Wave boundaries are natural review gates. Between waves, the human reviews all PRs from the previous wave, resolves any conflicts, and merges. This catches integration issues before the next wave builds on top of them. It also means the human stays in the loop without becoming a bottleneck during implementation.

Failure is contained. When one agent fails - bad implementation, test failures, timeout - it reports failure and the orchestrator handles it. Other agents in the same wave are unaffected. The orchestrator offers a retry (fresh worktree, same prompt) or a skip. One retry max per issue to prevent infinite loops.

What Broke

Wave 4 produced two PRs with conflicts in every file.

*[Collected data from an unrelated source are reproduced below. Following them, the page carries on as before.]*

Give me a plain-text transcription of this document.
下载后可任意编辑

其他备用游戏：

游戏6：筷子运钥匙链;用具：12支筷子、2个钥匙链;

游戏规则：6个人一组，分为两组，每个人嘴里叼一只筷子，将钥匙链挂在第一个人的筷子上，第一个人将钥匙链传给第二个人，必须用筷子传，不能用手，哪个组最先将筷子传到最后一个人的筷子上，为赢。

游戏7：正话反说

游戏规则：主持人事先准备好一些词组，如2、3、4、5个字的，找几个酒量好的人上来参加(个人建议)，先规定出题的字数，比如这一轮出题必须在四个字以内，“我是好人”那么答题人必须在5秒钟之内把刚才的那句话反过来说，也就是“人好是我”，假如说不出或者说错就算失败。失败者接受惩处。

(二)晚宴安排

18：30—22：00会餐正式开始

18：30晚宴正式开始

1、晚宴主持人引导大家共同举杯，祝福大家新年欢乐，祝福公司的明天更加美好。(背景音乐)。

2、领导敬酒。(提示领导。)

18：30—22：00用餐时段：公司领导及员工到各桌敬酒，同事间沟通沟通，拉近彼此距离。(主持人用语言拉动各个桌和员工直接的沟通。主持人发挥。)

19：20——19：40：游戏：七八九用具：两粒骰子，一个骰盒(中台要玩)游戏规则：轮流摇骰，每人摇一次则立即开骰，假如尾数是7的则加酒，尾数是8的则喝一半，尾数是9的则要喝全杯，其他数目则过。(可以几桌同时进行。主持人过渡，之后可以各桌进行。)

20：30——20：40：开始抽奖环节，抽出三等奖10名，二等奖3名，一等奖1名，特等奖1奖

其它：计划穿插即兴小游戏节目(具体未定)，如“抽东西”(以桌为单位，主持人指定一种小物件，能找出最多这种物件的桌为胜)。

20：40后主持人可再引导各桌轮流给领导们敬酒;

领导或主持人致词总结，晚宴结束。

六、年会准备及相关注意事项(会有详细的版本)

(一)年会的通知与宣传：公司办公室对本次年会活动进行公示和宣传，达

Not subtle merge conflicts - every file was different from what was on main.

The root cause: two machines had stale local main branches. Between Wave 3 and Wave 4, the Wave 3 PRs were merged on GitHub. The machine running the orchestrator pulled main. The other two machines did not. When the sprint skill created worktrees on those machines, git worktree add branched from their local HEAD - which was three waves behind remote.

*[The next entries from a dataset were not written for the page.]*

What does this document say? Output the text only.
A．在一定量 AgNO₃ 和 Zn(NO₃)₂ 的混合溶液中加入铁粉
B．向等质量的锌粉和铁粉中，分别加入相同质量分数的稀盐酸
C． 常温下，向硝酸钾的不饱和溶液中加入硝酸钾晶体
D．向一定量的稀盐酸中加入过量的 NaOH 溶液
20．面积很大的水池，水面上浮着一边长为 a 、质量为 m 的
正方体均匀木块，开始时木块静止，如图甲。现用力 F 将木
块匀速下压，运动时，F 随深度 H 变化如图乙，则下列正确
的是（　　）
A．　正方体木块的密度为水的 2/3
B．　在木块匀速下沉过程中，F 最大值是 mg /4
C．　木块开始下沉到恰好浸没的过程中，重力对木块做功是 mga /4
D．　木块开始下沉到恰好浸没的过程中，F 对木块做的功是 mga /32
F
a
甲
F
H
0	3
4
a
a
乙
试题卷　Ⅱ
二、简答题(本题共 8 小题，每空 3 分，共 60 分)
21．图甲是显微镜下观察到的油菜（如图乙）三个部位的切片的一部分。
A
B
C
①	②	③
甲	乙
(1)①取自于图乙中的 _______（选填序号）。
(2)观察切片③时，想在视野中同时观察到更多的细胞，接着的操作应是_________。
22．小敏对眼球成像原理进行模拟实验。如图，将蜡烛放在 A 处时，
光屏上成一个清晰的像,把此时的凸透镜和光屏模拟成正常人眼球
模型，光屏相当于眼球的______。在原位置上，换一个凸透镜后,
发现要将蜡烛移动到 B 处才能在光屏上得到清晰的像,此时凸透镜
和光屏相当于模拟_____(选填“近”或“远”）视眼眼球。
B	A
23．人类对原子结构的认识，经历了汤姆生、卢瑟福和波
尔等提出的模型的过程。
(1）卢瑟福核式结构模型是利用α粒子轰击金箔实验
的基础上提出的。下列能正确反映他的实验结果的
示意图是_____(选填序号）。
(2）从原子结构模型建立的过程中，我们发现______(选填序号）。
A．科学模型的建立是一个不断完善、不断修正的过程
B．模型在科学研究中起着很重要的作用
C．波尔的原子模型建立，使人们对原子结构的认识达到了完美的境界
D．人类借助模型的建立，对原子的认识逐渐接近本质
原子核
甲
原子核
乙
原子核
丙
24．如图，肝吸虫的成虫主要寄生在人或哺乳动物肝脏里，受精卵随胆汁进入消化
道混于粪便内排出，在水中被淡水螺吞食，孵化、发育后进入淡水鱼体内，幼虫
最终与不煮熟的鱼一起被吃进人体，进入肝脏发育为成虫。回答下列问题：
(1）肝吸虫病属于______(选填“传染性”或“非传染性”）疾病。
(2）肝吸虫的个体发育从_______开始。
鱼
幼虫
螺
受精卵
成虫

The agents had no way to detect this. Their worktrees were internally consistent. Tests passed. Code compiled. The PRs opened successfully. But the diffs showed every change from the previous three waves as modifications, because the base commit was ancient.

We closed both PRs and reimplemented the work on a machine with current main. Two agents’ worth of correct implementation, discarded because of a missing git pull.

A separate machine hit intermittent shell failures - commands returning empty output or timing out. The agents hit their retry limits and reported failure. We reassigned those issues to healthy machines. The root cause was never identified, which is its own lesson about fleet reliability.

The Fix

The sprint skill had one implicit assumption: “local main is current.” That is true if someone recently pulled. It is false after merging PRs on GitHub between waves, which is exactly what happens in every multi-wave sprint.

The fix is a sync gate at the top of the worktree setup phase:

git fetch origin main

Compare git rev-parse main against git rev-parse origin/main:

Match: Proceed. Local is current.
Local behind: Fast-forward with git merge --ff-only origin/main. If the fast-forward fails (local has diverged), stop with an error. Diverged main requires human judgment.
Local ahead: Warn but proceed. The operator may have intentional local commits.

Three lines of logic that prevent an entire wave of wasted work.

Lessons

State management happens between waves, not during them. During a wave, worktree isolation handles everything. Between waves, the fleet’s local state must be synchronized with remote before the next wave launches. The orchestrator now enforces this, but the broader principle applies to any multi-machine agent workflow: the dangerous moment is the transition, not the execution.

Agent correctness is local; integration correctness is global. Each agent can produce a perfect implementation against the code it can see. That means nothing if the code it can see is stale. Verification commands (lint, typecheck, test) validate internal consistency. They cannot validate that the agent is working against the right baseline. That check must happen before the agent starts.

Machine health is not guaranteed. A machine that worked yesterday can fail today with no configuration change. Shell timeouts, disk issues, network flakiness - intermittent failures that agents can’t diagnose or fix. Pre-flight health checks before spawning agents would catch machines having a bad day before they waste a wave slot. We have not built this yet, but the need is clear.

Throughput is gated by the human, not the agents. Ten agents in parallel can produce ten PRs in 15 minutes. Reviewing, merging, and sequencing those PRs takes longer than producing them. The effective throughput of this sprint was roughly 10 issues per session, with agent time measured in minutes and human time measured in hours. Optimizing agent speed further would not improve total throughput. Optimizing the review pipeline would.